Virtual world Second Life had to close its doors for a short time on Sunday after a worm attack called grey goo.
The self-replicating worm planted spinning gold rings around the virtual world, which is inhabited by more than a million users.
Players treated the attack with a mixture of mirth and anger.
"Can this game get any more unpredictable and exciting?" asked one user, Loretta Lurra on the official Second Life blog.
As users interacted with the rings they replicated, resulting in a slowdown on the servers used by Second Life's creators Linden Lab, in California.
Second Life has become one of the most talked about developments in cyberspace in recent years.
Companies are taking note of these digital realms, 3D worlds populated by onscreen representations (avatars) of real life people, as they gain more and more popularity.
Adidas, Reuters and Channel 4's Big Brother are just three real world commercial enterprises setting up business in Second Life.
Second Life has a population of more than 1.5 million and Linden Lab, its creator, says it is growing at about 38% every month.
The inhabitants can buy and sell virtual land and objects for real money and in any 24-hour period as much as $690,000 can be spent.
But the grey goo attack and recent controversy over a tool called copybot which can be used to replicate people's virtual wares without paying for intellectual property rights is beginning to sour some people's opinion of the world.
Second Life is filled with user-created buildings and objects
One user, Marzipan Maladay, wrote on the official Second Life blog: "Congratulations Linden Lab, you've finally done it.
"I'm selling my land since I haven't been able to use it for nearly a month.

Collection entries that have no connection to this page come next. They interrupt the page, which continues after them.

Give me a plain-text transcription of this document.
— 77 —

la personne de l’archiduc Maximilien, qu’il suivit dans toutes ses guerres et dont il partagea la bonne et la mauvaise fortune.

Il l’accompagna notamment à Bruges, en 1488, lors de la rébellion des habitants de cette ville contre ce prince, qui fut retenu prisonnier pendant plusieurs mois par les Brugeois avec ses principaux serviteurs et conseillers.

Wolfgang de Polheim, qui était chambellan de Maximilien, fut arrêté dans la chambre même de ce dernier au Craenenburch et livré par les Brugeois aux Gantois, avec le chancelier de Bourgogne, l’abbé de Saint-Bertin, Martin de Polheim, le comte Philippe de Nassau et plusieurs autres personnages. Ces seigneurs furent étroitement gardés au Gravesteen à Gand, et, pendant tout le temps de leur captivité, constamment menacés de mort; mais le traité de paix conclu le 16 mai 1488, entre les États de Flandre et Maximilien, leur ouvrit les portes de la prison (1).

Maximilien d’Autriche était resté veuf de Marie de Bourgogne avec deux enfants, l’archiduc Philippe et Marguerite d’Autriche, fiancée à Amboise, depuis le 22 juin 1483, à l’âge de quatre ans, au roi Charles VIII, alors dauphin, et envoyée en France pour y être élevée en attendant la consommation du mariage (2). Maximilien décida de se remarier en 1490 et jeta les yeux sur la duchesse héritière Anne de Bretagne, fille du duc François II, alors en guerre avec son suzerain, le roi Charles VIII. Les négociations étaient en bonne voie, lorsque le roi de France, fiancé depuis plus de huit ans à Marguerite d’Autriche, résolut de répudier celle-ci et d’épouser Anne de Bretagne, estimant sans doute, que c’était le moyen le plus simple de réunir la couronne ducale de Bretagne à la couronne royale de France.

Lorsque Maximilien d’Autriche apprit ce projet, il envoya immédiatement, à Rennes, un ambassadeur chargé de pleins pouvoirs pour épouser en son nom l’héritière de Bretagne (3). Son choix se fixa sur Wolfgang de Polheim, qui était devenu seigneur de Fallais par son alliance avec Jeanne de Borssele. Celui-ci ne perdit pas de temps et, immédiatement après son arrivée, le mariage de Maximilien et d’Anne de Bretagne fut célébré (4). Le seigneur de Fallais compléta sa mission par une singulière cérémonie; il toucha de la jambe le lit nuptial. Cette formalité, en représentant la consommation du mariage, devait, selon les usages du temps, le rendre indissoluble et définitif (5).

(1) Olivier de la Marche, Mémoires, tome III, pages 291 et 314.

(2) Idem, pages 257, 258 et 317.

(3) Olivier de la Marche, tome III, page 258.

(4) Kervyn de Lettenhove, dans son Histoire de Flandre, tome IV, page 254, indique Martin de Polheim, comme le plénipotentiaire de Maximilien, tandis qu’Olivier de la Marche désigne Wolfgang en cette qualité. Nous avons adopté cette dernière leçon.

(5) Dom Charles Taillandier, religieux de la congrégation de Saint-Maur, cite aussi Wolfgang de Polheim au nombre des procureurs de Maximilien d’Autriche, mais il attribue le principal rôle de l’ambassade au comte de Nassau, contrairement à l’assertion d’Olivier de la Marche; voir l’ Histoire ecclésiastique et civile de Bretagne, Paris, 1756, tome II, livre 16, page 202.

I'm sure I'm not alone in declaring that this is last month you are getting [money] out of me.
"Maybe you can con the new people into believing that this is a great thing but you can't fool the people who have been here any length of time.
"You are selling a service which you can not and have not been able to provide."

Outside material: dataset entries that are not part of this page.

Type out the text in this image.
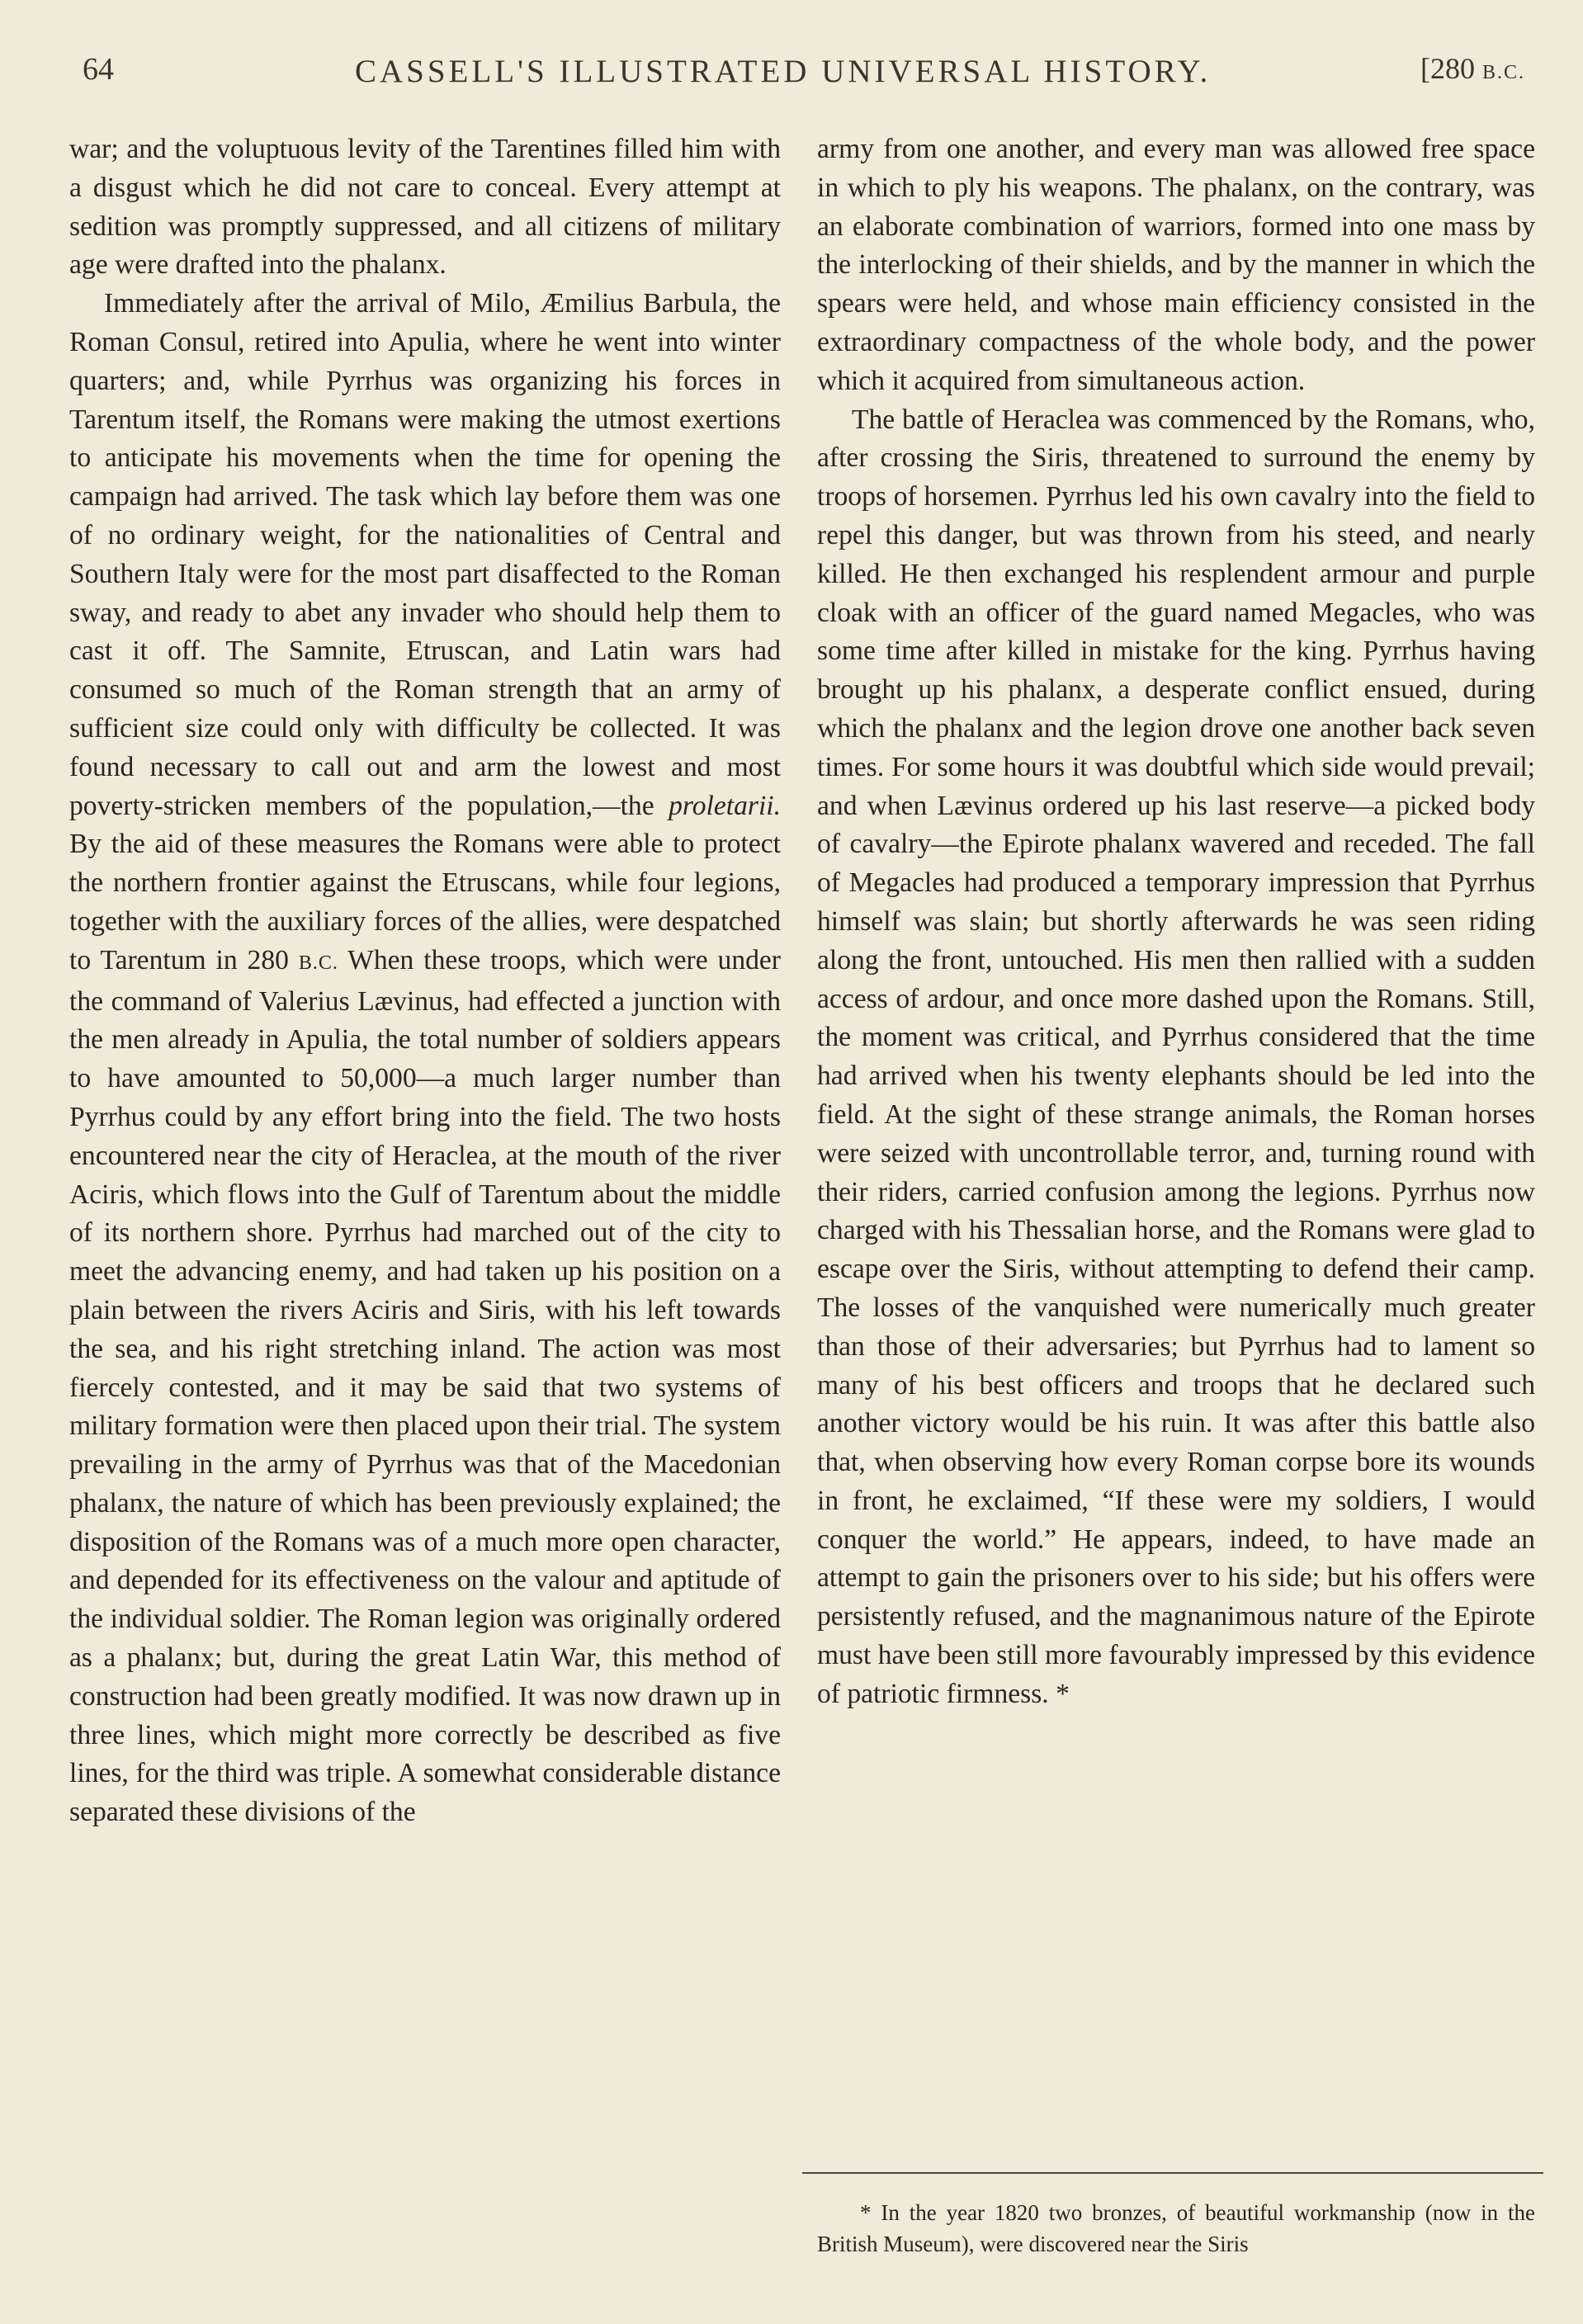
64	CASSELL'S ILLUSTRATED UNIVERSAL HISTORY.	[280 B.C.

war; and the voluptuous levity of the Tarentines filled him with a disgust which he did not care to conceal. Every attempt at sedition was promptly suppressed, and all citizens of military age were drafted into the phalanx.

Immediately after the arrival of Milo, Æmilius Barbula, the Roman Consul, retired into Apulia, where he went into winter quarters; and, while Pyrrhus was organizing his forces in Tarentum itself, the Romans were making the utmost exertions to anticipate his movements when the time for opening the campaign had arrived. The task which lay before them was one of no ordinary weight, for the nationalities of Central and Southern Italy were for the most part disaffected to the Roman sway, and ready to abet any invader who should help them to cast it off. The Samnite, Etruscan, and Latin wars had consumed so much of the Roman strength that an army of sufficient size could only with difficulty be collected. It was found necessary to call out and arm the lowest and most poverty-stricken members of the population,—the proletarii. By the aid of these measures the Romans were able to protect the northern frontier against the Etruscans, while four legions, together with the auxiliary forces of the allies, were despatched to Tarentum in 280 B.C. When these troops, which were under the command of Valerius Lævinus, had effected a junction with the men already in Apulia, the total number of soldiers appears to have amounted to 50,000—a much larger number than Pyrrhus could by any effort bring into the field. The two hosts encountered near the city of Heraclea, at the mouth of the river Aciris, which flows into the Gulf of Tarentum about the middle of its northern shore. Pyrrhus had marched out of the city to meet the advancing enemy, and had taken up his position on a plain between the rivers Aciris and Siris, with his left towards the sea, and his right stretching inland. The action was most fiercely contested, and it may be said that two systems of military formation were then placed upon their trial. The system prevailing in the army of Pyrrhus was that of the Macedonian phalanx, the nature of which has been previously explained; the disposition of the Romans was of a much more open character, and depended for its effectiveness on the valour and aptitude of the individual soldier. The Roman legion was originally ordered as a phalanx; but, during the great Latin War, this method of construction had been greatly modified. It was now drawn up in three lines, which might more correctly be described as five lines, for the third was triple. A somewhat considerable distance separated these divisions of the

army from one another, and every man was allowed free space in which to ply his weapons. The phalanx, on the contrary, was an elaborate combination of warriors, formed into one mass by the interlocking of their shields, and by the manner in which the spears were held, and whose main efficiency consisted in the extraordinary compactness of the whole body, and the power which it acquired from simultaneous action.

The battle of Heraclea was commenced by the Romans, who, after crossing the Siris, threatened to surround the enemy by troops of horsemen. Pyrrhus led his own cavalry into the field to repel this danger, but was thrown from his steed, and nearly killed. He then exchanged his resplendent armour and purple cloak with an officer of the guard named Megacles, who was some time after killed in mistake for the king. Pyrrhus having brought up his phalanx, a desperate conflict ensued, during which the phalanx and the legion drove one another back seven times. For some hours it was doubtful which side would prevail; and when Lævinus ordered up his last reserve—a picked body of cavalry—the Epirote phalanx wavered and receded. The fall of Megacles had produced a temporary impression that Pyrrhus himself was slain; but shortly afterwards he was seen riding along the front, untouched. His men then rallied with a sudden access of ardour, and once more dashed upon the Romans. Still, the moment was critical, and Pyrrhus considered that the time had arrived when his twenty elephants should be led into the field. At the sight of these strange animals, the Roman horses were seized with uncontrollable terror, and, turning round with their riders, carried confusion among the legions. Pyrrhus now charged with his Thessalian horse, and the Romans were glad to escape over the Siris, without attempting to defend their camp. The losses of the vanquished were numerically much greater than those of their adversaries; but Pyrrhus had to lament so many of his best officers and troops that he declared such another victory would be his ruin. It was after this battle also that, when observing how every Roman corpse bore its wounds in front, he exclaimed, “If these were my soldiers, I would conquer the world.” He appears, indeed, to have made an attempt to gain the prisoners over to his side; but his offers were persistently refused, and the magnanimous nature of the Epirote must have been still more favourably impressed by this evidence of patriotic firmness. *

* In the year 1820 two bronzes, of beautiful workmanship (now in the British Museum), were discovered near the Siris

Some users are angry because the copybot tool can be used to make replicas of objects created in the virtual world and sold by some users in their virtual shops.

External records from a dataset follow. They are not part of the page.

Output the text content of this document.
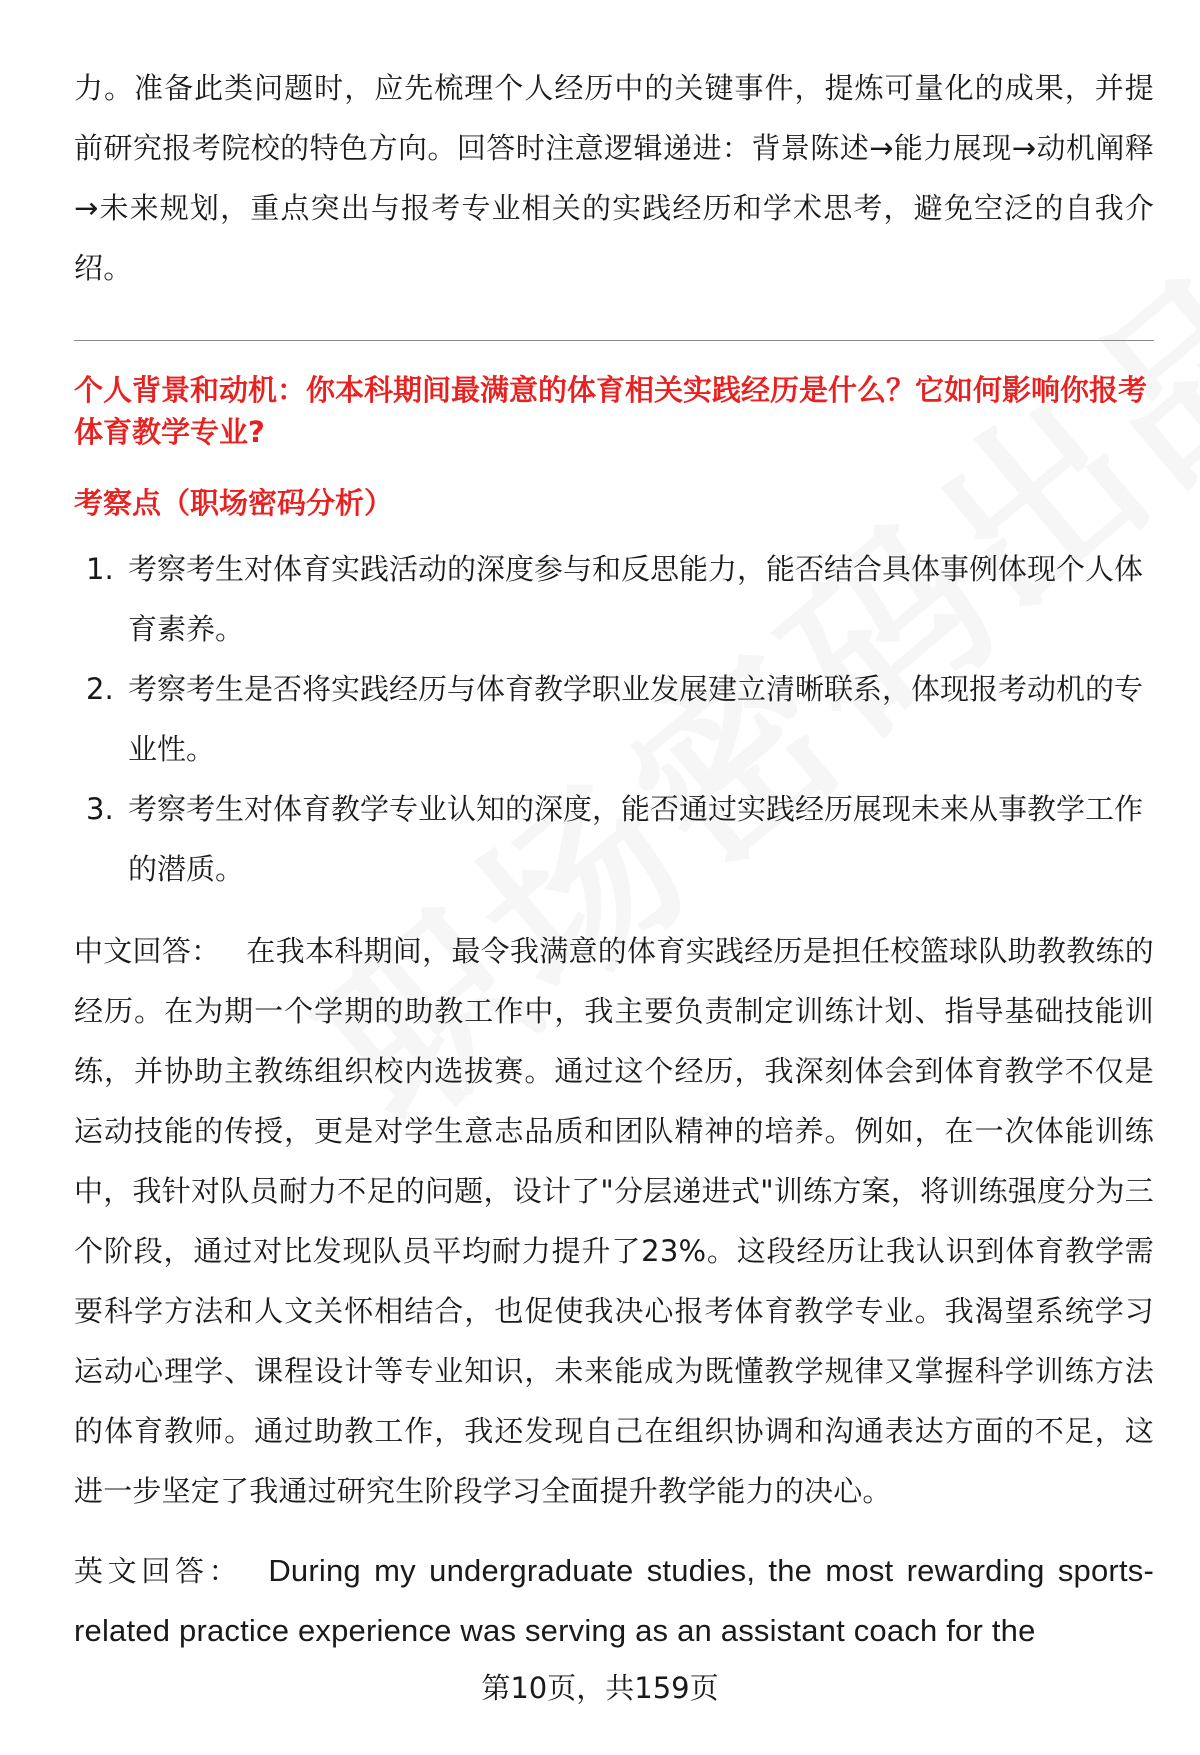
力。准备此类问题时，应先梳理个人经历中的关键事件，提炼可量化的成果，并提前研究报考院校的特色方向。回答时注意逻辑递进：背景陈述→能力展现→动机阐释→未来规划，重点突出与报考专业相关的实践经历和学术思考，避免空泛的自我介绍。

个人背景和动机：你本科期间最满意的体育相关实践经历是什么？它如何影响你报考体育教学专业?

考察点（职场密码分析）

1. 考察考生对体育实践活动的深度参与和反思能力，能否结合具体事例体现个人体育素养。
2. 考察考生是否将实践经历与体育教学职业发展建立清晰联系，体现报考动机的专业性。
3. 考察考生对体育教学专业认知的深度，能否通过实践经历展现未来从事教学工作的潜质。

中文回答： 在我本科期间，最令我满意的体育实践经历是担任校篮球队助教教练的经历。在为期一个学期的助教工作中，我主要负责制定训练计划、指导基础技能训练，并协助主教练组织校内选拔赛。通过这个经历，我深刻体会到体育教学不仅是运动技能的传授，更是对学生意志品质和团队精神的培养。例如，在一次体能训练中，我针对队员耐力不足的问题，设计了"分层递进式"训练方案，将训练强度分为三个阶段，通过对比发现队员平均耐力提升了23%。这段经历让我认识到体育教学需要科学方法和人文关怀相结合，也促使我决心报考体育教学专业。我渴望系统学习运动心理学、课程设计等专业知识，未来能成为既懂教学规律又掌握科学训练方法的体育教师。通过助教工作，我还发现自己在组织协调和沟通表达方面的不足，这进一步坚定了我通过研究生阶段学习全面提升教学能力的决心。

英文回答： During my undergraduate studies, the most rewarding sports-related practice experience was serving as an assistant coach for the

第10页，共159页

The shopkeepers pay a monthly fee to Linden Lab for the virtual land where they keep their shops.
Copybot was originally intended to be used as a tool by Linden Lab to find vulnerabilities in the virtual world but it has since been modified and spread to other users.
Linden Lab has promised it will release tools to protect people's virtual assets in the first quarter of 2007.
"Like the world wide web, it will never be possible to prevent data that is drawn on your screen from being copied," the company wrote in its official blog, advising residents to sue those who are copying their wares.
Other users are unhappy that Linden Lab continues to offer free accounts to people, who are portrayed more as sight-seers than real residents and increase the load on servers, diminishing the virtual experience for everyone else.
"Stop admitting new residents to Second Life until you get adequate server power," wrote one resident on the official blog.
Users complain that the virtual world becomes unusable once 15,000 people - a fraction of the overall residents - are logged on simultaneously.
No-one from Linden Lab was immediately available for comment.